Seketika wajah Bumi langsung membeku. Kilatan amarah langsung muncul di bola matanya yang hitam. Bercampur tatapan kekecewaan yang menyakitkan pada wanita yang sangat dipercayainya ini.
"Tapi aku bersumpah keguguran ini bukan karena kesengajaanku, Bumi," tambah Rea terburu-buru saat menyadari tatapan Bumi yang seakan menjauh darinya walaupun tubuh pria itu masih tetap berdiri di tempat.
"Aku mohon jangan membenciku," mohon Rea penuh kepanikan. Air mata langsung membasahi pipinya ketika Bumi membuang wajah dari Rea, seakan pria itu benar-benar menjauh darinya berkilo-kilo meter jauhnya.
Bumi hanya diam. Dia benar-benar kecewa dengan sikap Rea. Bagaimana mungkin seorang wanita yang sangat dipercayainya ini mampu mempunyai pikiran untuk melenyapkan darah daging wanita itu sendiri.
"Aku tidak tahu apa yang harus kulakukan jika kau menjauh dariku, Bumi," lirih Rea penuh keputusasaan. Ia sudah kehilangan Raka. Kehilangan anak yang tidak Rea sadari pernah ia miliki, yang kini menyisakan perasaan bersalah yang cukup menyita ruang hatinya. Apa sekarang dia harus kehilangan orang yang sangat ia sayangi. Satu-satunya keluarga yang ia miliki.

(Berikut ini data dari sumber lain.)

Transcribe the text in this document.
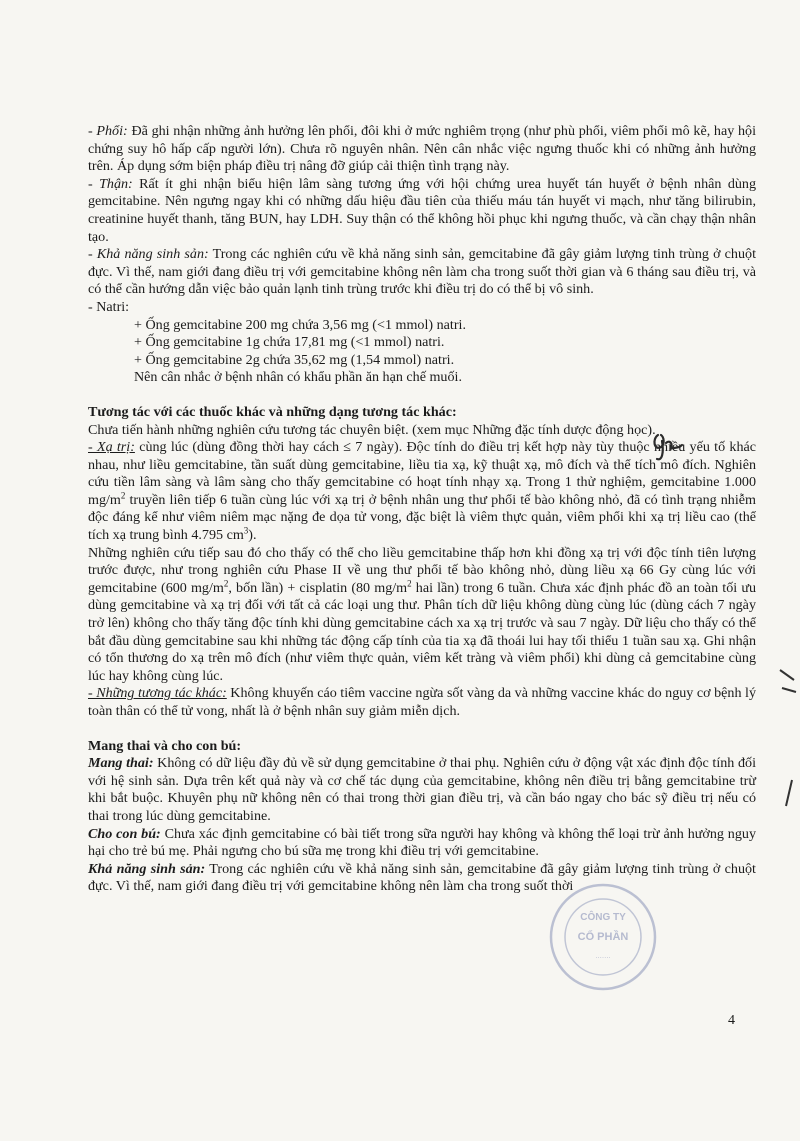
- Phổi: Đã ghi nhận những ảnh hưởng lên phổi, đôi khi ở mức nghiêm trọng (như phù phổi, viêm phổi mô kẽ, hay hội chứng suy hô hấp cấp người lớn). Chưa rõ nguyên nhân. Nên cân nhắc việc ngưng thuốc khi có những ảnh hưởng trên. Áp dụng sớm biện pháp điều trị nâng đỡ giúp cải thiện tình trạng này.

- Thận: Rất ít ghi nhận biểu hiện lâm sàng tương ứng với hội chứng urea huyết tán huyết ở bệnh nhân dùng gemcitabine. Nên ngưng ngay khi có những dấu hiệu đầu tiên của thiếu máu tán huyết vi mạch, như tăng bilirubin, creatinine huyết thanh, tăng BUN, hay LDH. Suy thận có thể không hồi phục khi ngưng thuốc, và cần chạy thận nhân tạo.

- Khả năng sinh sản: Trong các nghiên cứu về khả năng sinh sản, gemcitabine đã gây giảm lượng tinh trùng ở chuột đực. Vì thế, nam giới đang điều trị với gemcitabine không nên làm cha trong suốt thời gian và 6 tháng sau điều trị, và có thể cần hướng dẫn việc bảo quản lạnh tinh trùng trước khi điều trị do có thể bị vô sinh.

- Natri:

+ Ống gemcitabine 200 mg chứa 3,56 mg (<1 mmol) natri.

+ Ống gemcitabine 1g chứa 17,81 mg (<1 mmol) natri.

+ Ống gemcitabine 2g chứa 35,62 mg (1,54 mmol) natri.

Nên cân nhắc ở bệnh nhân có khẩu phần ăn hạn chế muối.

Tương tác với các thuốc khác và những dạng tương tác khác:

Chưa tiến hành những nghiên cứu tương tác chuyên biệt. (xem mục Những đặc tính dược động học).

- Xạ trị: cùng lúc (dùng đồng thời hay cách ≤ 7 ngày). Độc tính do điều trị kết hợp này tùy thuộc nhiều yếu tố khác nhau, như liều gemcitabine, tần suất dùng gemcitabine, liều tia xạ, kỹ thuật xạ, mô đích và thể tích mô đích. Nghiên cứu tiền lâm sàng và lâm sàng cho thấy gemcitabine có hoạt tính nhạy xạ. Trong 1 thử nghiệm, gemcitabine 1.000 $mg/m^2$ truyền liên tiếp 6 tuần cùng lúc với xạ trị ở bệnh nhân ung thư phổi tế bào không nhỏ, đã có tình trạng nhiễm độc đáng kể như viêm niêm mạc nặng đe dọa tử vong, đặc biệt là viêm thực quản, viêm phổi khi xạ trị liều cao (thể tích xạ trung bình 4.795 $cm^3$).

Những nghiên cứu tiếp sau đó cho thấy có thể cho liều gemcitabine thấp hơn khi đồng xạ trị với độc tính tiên lượng trước được, như trong nghiên cứu Phase II về ung thư phổi tế bào không nhỏ, dùng liều xạ 66 Gy cùng lúc với gemcitabine (600 $mg/m^2$, bốn lần) + cisplatin (80 $mg/m^2$ hai lần) trong 6 tuần. Chưa xác định phác đồ an toàn tối ưu dùng gemcitabine và xạ trị đối với tất cả các loại ung thư. Phân tích dữ liệu không dùng cùng lúc (dùng cách 7 ngày trở lên) không cho thấy tăng độc tính khi dùng gemcitabine cách xa xạ trị trước và sau 7 ngày. Dữ liệu cho thấy có thể bắt đầu dùng gemcitabine sau khi những tác động cấp tính của tia xạ đã thoái lui hay tối thiểu 1 tuần sau xạ. Ghi nhận có tổn thương do xạ trên mô đích (như viêm thực quản, viêm kết tràng và viêm phổi) khi dùng cả gemcitabine cùng lúc hay không cùng lúc.

- Những tương tác khác: Không khuyến cáo tiêm vaccine ngừa sốt vàng da và những vaccine khác do nguy cơ bệnh lý toàn thân có thể tử vong, nhất là ở bệnh nhân suy giảm miễn dịch.

Mang thai và cho con bú:

Mang thai: Không có dữ liệu đầy đủ về sử dụng gemcitabine ở thai phụ. Nghiên cứu ở động vật xác định độc tính đối với hệ sinh sản. Dựa trên kết quả này và cơ chế tác dụng của gemcitabine, không nên điều trị bằng gemcitabine trừ khi bắt buộc. Khuyên phụ nữ không nên có thai trong thời gian điều trị, và cần báo ngay cho bác sỹ điều trị nếu có thai trong lúc dùng gemcitabine.

Cho con bú: Chưa xác định gemcitabine có bài tiết trong sữa người hay không và không thể loại trừ ảnh hưởng nguy hại cho trẻ bú mẹ. Phải ngưng cho bú sữa mẹ trong khi điều trị với gemcitabine.

Khả năng sinh sản: Trong các nghiên cứu về khả năng sinh sản, gemcitabine đã gây giảm lượng tinh trùng ở chuột đực. Vì thế, nam giới đang điều trị với gemcitabine không nên làm cha trong suốt thời

CÔNG TY
CỔ PHẦN
.......
4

"Aku benar-benar minta maaf, Bumi."
"Kenapa kau harus minta maaf padaku, Rea?!" bentak Bumi. Matanya kini menggelap oleh amarah. Tidak memedulikan air mata yang mengalir di pipi Rea. Bahkan wajah Rea yang mematung karena syok dan ketakutan. Ia terlalu marah pada wanita itu.
Tubuh Rea gemetar. Ini pertama kalinya Bumi berbicara padanya dengan suara setinggi itu. Apa yang telah ia lakukan pada sahabatnya ini? Apakah sekecewa itu Bumi padanya.
"Kau begitu egois, Rea," desis Bumi. "Baiklah. Aku tidak akan mengungkit tentang masalahmu dengan Darius dan Raka. Aku kecewa padamu tapi aku masih bisa mentolerirnya karena kita memang tidak bisa memilih pada siapa hati kita bertaut. Tapi, aku benar-benar tidak bisa memaafkan seorang wanita yang bahkan tidak punya hati untuk darah dagingnya sendiri."
Rea membuka mulutnya. Namun tidak ada satu kata pun yang keluar dari mulutnya. Tidak ada kata-kata yang bisa ia ucapkan untuk menyangkal kalimat Bumi. '...tidak bisa memaafkan seorang wanita yang bahkan tidak punya hati untuk darah dagingnya sendiri.
"Tidak setelah kau tahu apa yang pernah terjadi padaku. Tidak juga setelah apa yang pernah terjadi padamu," tandas Bumi geram. Kemudian membalikkan badan dan melangkah meninggalkan Rea yang masih mematung di tempat.